The bill, if passed, would allow female firefighter trainees to skip the Candidate Physical Ability Test. The test is a timed examination, enabling candidates to demonstrate their physical aptitude for the strenuous work of firefighting, while wearing a 50-pound vest meant to simulate the gear firefighters carry.
According to Big League Politics, only 10-15% of women pass this test.
The new bill, co-authored by five state-level Democrats, would allow women to take a revised test that would ensure “additional female candidates” can take up positions as firefighters.
Many of Connecticut’s firefighters strongly objected to this bill.
“A citizen in need of rescue doesn’t care if a firefighter is white, black, Hispanic, male, or female,” said Frank Ricci, a retired firefighter who served as the president of the New Haven firefighters union. “They care that they can do the job.
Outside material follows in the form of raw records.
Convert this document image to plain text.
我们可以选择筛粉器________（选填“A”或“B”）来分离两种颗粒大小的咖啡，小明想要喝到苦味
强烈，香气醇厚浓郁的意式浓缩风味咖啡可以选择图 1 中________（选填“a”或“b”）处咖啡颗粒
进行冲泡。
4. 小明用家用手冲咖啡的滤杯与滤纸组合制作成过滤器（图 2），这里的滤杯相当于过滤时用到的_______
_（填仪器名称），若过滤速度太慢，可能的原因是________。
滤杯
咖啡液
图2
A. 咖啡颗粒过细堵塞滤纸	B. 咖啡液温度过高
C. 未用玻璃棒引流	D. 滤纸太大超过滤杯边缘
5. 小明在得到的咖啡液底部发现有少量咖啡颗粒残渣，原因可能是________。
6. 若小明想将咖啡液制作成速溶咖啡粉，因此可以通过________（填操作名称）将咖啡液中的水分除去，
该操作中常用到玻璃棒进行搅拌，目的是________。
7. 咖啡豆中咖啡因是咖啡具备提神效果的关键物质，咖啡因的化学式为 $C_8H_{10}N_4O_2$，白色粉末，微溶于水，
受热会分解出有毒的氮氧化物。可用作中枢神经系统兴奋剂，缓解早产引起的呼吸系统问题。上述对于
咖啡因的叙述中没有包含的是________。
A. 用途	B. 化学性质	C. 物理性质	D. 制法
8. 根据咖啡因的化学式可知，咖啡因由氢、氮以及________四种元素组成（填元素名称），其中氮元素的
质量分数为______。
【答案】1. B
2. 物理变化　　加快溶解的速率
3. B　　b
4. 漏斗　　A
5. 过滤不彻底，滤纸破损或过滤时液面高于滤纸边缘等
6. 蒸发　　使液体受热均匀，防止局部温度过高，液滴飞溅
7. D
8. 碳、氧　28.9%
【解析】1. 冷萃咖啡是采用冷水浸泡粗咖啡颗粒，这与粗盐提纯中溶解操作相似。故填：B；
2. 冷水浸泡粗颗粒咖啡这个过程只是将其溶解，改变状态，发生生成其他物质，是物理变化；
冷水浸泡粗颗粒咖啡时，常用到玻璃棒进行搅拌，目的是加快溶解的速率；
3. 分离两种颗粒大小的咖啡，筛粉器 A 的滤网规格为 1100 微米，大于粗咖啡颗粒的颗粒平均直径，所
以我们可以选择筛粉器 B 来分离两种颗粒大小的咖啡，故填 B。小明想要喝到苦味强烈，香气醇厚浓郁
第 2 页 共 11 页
This attempt to socially engineer public safety positions will only serve to endanger the public”.
Gear that firefighters carry weighs at least 59 pounds, not including the weight of ladders, hoses, other firemen or victims. According to the Washington Free Beacon, many of the essential tools are not tailored for women, despite the fact that some protective gear now is.
Fire departments across the nation are facing mounting pressure to lower standards for both written and physical examinations, particularly to cater to women.
A lawsuit was levied against the Chicago Fire Department in 2011 over their physical testing, which is more strenuous than the standard Candidate Physical Ability Test used in most states.
The suit argued that the test discriminated against women due to their low passing rate. The department settled and offered jobs to the women who sued.
The Candidate Physical Ability Test, which both the International Association of Firefighters and the Equal Employment Opportunity Commission approved, has survived barrages of discrimination lawsuits.
“The idea of the test was to keep politics out of fire service hiring,” said Danny Stratton, a retired New Jersey fire captain. “Now they’re trying to add politics back in.”